To anybody reading this don't ever forget God wants all of you, the good the bad and the ugly. He wants happy you, and sad and broken you. Because he has the perfect remedy to healing you. Him! When He died on that cross He meant forever and as his bride we have to remember He is not giving up on us, He meant for better or for worse and in sickness and in health. 

The Lord is close to the broken hearted; he rescues those whose spirits are crushed. Psalm 34:18 

He gives us the ability to deal with what we are going through, he never gives us what we can't handle. :) He always makes a way through. 

.. "My grace is all you need. My power works best in weakness." So now I am glad to boast about my weakness, so that the power of Christ can work through me.   That's why I take pleasure in my weakness and in the insults, hardships, persecutions and troubles that I suffer for Christ. For when I am weak, then I am strong. 
 2 Corinthians 12:9-10. 

You are sooooooooooo loved and valued. God wants you to come to him with everything. He is a personal God and He knows what you are going through and wants you to know that we can't get our value from people because that will shift each day, but he is constant. 

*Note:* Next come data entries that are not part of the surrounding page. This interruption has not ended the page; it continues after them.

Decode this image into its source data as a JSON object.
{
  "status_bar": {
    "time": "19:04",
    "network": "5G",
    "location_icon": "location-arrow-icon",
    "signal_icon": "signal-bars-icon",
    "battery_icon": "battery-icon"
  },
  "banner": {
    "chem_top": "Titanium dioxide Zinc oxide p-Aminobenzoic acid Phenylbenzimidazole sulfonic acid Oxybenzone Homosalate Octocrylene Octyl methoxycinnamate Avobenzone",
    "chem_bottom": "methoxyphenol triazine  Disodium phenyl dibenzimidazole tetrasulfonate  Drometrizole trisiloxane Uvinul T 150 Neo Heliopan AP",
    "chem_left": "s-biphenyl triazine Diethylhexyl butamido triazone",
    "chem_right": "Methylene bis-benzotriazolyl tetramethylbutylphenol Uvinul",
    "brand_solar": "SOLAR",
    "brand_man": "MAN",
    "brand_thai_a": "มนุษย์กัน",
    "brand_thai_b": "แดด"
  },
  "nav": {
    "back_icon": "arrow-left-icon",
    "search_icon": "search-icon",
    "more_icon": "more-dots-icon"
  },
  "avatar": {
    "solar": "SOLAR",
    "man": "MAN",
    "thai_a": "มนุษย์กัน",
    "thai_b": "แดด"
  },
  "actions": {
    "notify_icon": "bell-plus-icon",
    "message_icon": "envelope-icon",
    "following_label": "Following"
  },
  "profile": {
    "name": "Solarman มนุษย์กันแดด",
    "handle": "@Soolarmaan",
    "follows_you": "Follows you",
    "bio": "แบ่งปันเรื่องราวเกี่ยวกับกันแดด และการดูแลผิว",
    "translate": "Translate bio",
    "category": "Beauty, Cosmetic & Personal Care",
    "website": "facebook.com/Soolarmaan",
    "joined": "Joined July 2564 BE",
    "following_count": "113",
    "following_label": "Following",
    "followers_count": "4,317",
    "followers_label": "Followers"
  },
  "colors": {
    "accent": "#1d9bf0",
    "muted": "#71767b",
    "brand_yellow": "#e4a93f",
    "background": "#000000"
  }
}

But even before I was born, God chose me and called me by his marvelous grace. 
2 Corinthians  12:9


He has a plan and purpose for your life and everything your going through is not wasted, He's using every moment for His good and for your joy. He's working on you and transforming you into looking more like His son. 

And I am certain  that God, who began the good work within you, will continue his work until it is final finished on the day when Christ Jesus returns. 
Philippians 1:6


Jesus gives you your value and finds you worthy and that's all that matters. He will pursue you and fight for you even when you pull away. He will protect your heart. He will heal your heart. He will shape your heart to be more of what he wants which leads to ultimate  joy for you. He knows what is best. Don't give up,  you are His and he will fight for you. 

Furthermore, because we are united with Christ we have received an inheritance from God, for he chose us in advance, and he makes everything work out according to his plan. 
Ephesians 1:11





Some songs that encouraged me for this post

 
You Know Me-Steffany Frizzell
"And nothing is hidden from Your sight
Wherever I go, You find me
And You know every detail of my life
And You are God and You don't miss a thing"

Letting Go-Steffany Frizzell
"And all the lies that screamed inside go silent, the moment you begin"

Steady My Heart-Kari Jobe
"Even when it hurts
Even when it's hard
Even when it all just falls apart
I will run to You
Cause I know that You are

Lover of my soul
Healer of my scars
You steady my heart....

Each and every moment
What's good and what gets broken
Happens just the way that You plan"


 Find You on my Knees-Kari Jobe 
"So what if sorrow shakes my faith,
What if heartache still remains,
I'll trust you, my God I'll trust you. 
Cause You are faithful and 
I will find you in the place I'm in, find you when I'm at my end,
Find you when there's nothing left of me to offer you except for brokenness....
When my hope is gone, when the fear is strong 
When the pain is real, when it's hard to heal 
When my faith is shaken and my heart is broken and my joy is stolen, 
God I know that, you lift me up, you'll never leave me thirsty"


It is interesting how songs you've loved forever have always been good and then suddenly get really good when you can totally relate to them and finally understand them.
Sorry for being off the radar for a while btw!